Feira do Fome Zero é segurança para escapar

10/08/2003 - 10h36

Xico Sá
Enviado especial a Irauçuba e Caridade (CE)

Brasília, 10/08/2003 (Agência Brasil - Abr) - Benedito Severino da Silva, de 57 anos, morador de Várzea Redonda, povoado do município de Caridade (CE), recebeu o primeiro benefício emergencial do programa Fome Zero, e trouxe para casa, com a sua mulher, Osmarina Ferreira da Silva, 48, uma feira que não estava acostumado fazer.
"Dez quilos de açúcar, nove de arroz, dois de bolacha, três de massa de cuscuz, uma lata de óleo, dois pacotes de macarrão, dois pacotes de bolacha, pimenta, alho, três quilos de farinha, café...", recita Osmarina, quase de um fôlego só. "Tem mais umas coisinhas", diz.

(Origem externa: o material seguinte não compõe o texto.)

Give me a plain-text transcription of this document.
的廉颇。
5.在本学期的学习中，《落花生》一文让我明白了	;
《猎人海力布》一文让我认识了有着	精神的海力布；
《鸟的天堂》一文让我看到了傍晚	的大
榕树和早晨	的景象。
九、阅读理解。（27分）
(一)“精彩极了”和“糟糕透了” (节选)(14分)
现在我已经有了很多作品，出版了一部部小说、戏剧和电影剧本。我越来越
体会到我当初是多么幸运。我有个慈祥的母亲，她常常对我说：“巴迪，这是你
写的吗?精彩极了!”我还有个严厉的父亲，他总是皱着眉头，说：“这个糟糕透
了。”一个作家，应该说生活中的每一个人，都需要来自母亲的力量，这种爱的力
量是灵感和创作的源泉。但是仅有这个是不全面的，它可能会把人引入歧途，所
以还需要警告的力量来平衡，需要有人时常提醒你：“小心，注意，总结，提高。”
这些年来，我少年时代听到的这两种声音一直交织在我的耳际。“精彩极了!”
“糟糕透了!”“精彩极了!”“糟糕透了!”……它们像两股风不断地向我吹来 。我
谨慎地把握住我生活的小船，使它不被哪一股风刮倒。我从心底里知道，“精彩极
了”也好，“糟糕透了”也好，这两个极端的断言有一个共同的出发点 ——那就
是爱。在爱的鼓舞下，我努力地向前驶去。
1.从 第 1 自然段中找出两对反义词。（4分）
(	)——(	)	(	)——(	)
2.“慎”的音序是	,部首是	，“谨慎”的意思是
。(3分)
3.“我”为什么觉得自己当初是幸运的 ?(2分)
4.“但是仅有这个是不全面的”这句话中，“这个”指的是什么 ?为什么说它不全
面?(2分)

O casal teve 14 filhos. Quatro se foram, antes de completar um ano. Não há diagnóstico preciso. "Começou com uma diarreiazinha...", lembra a mãe, memorial da desnutrição. "Não é querendo me gabar não, mas hoje é mais fácil viver". Seu Benedito atalha: "Escapar, né, nega?"

O inverno, como é conhecida a estação das possíveis chuvas no Nordeste, não foi lá essas coisas. "Mas até que molhou, não vamos mal agradecer não", retorna Benedito à conversa. A família plantou feijão e milho. Tirou pouco, subsistência. Um menino vem lá de dentro da casa, de onde sai um barulho de TV e de cachorro com latido de bom caçador, com a nota fiscal das compras listadas aí acima.

Família zelosa com o benefício que recebe do Mesa (Ministério Extraordinário da Segurança Alimentar e do Combate à Fome). "Quero ver o cabra me pegar enrolando um ser humano nessa vida". É seu Benedito de novo. "Hoje ele tá é conversador", espanta-se a mulher. "Ele é tão amuado".

Finalzinho de dia, aquele vermelhão no poente de Caridade. As antenas parabólicas _ o sertão tem parabólica, muitas delas enviadas pelos filhos migrantes em São Paulo , até na copa dos juazeiros _ chegam com as "desgraças" da capital. Haja crime. "O povo gosta de ver essa patrulha", diz Maria Zenaide, 45 anos, sobre o gosto por programas policiais. "Mas aqui a gente ainda pode dormir de porta aberta".

Um cheiro de cuscuz com feijão sobe no ar. Mais adiante, o sabor é de paçoca. "Chegue pra cá, venha comer", convidam os moradores. Os mais velhos preferem a conversa nas frentes das casas, esquecem a vida que chega pela TV. As meninas correm para a "perdição", como dizem os pais, novelística. Um caminhão passa, lá longe, com romeiros cantantes para o Canindé. Na estrada, meninos esfomeados tapam os buracos do asfalto com areia, para agradar os motoristas. Querem um troco, uma "prata", como chamam as moedas, pelo serviço. Mãos estendidas, mas não ganham nada. Pé na tábua. Caridade é apenas uma placa na poeira do retrovisor.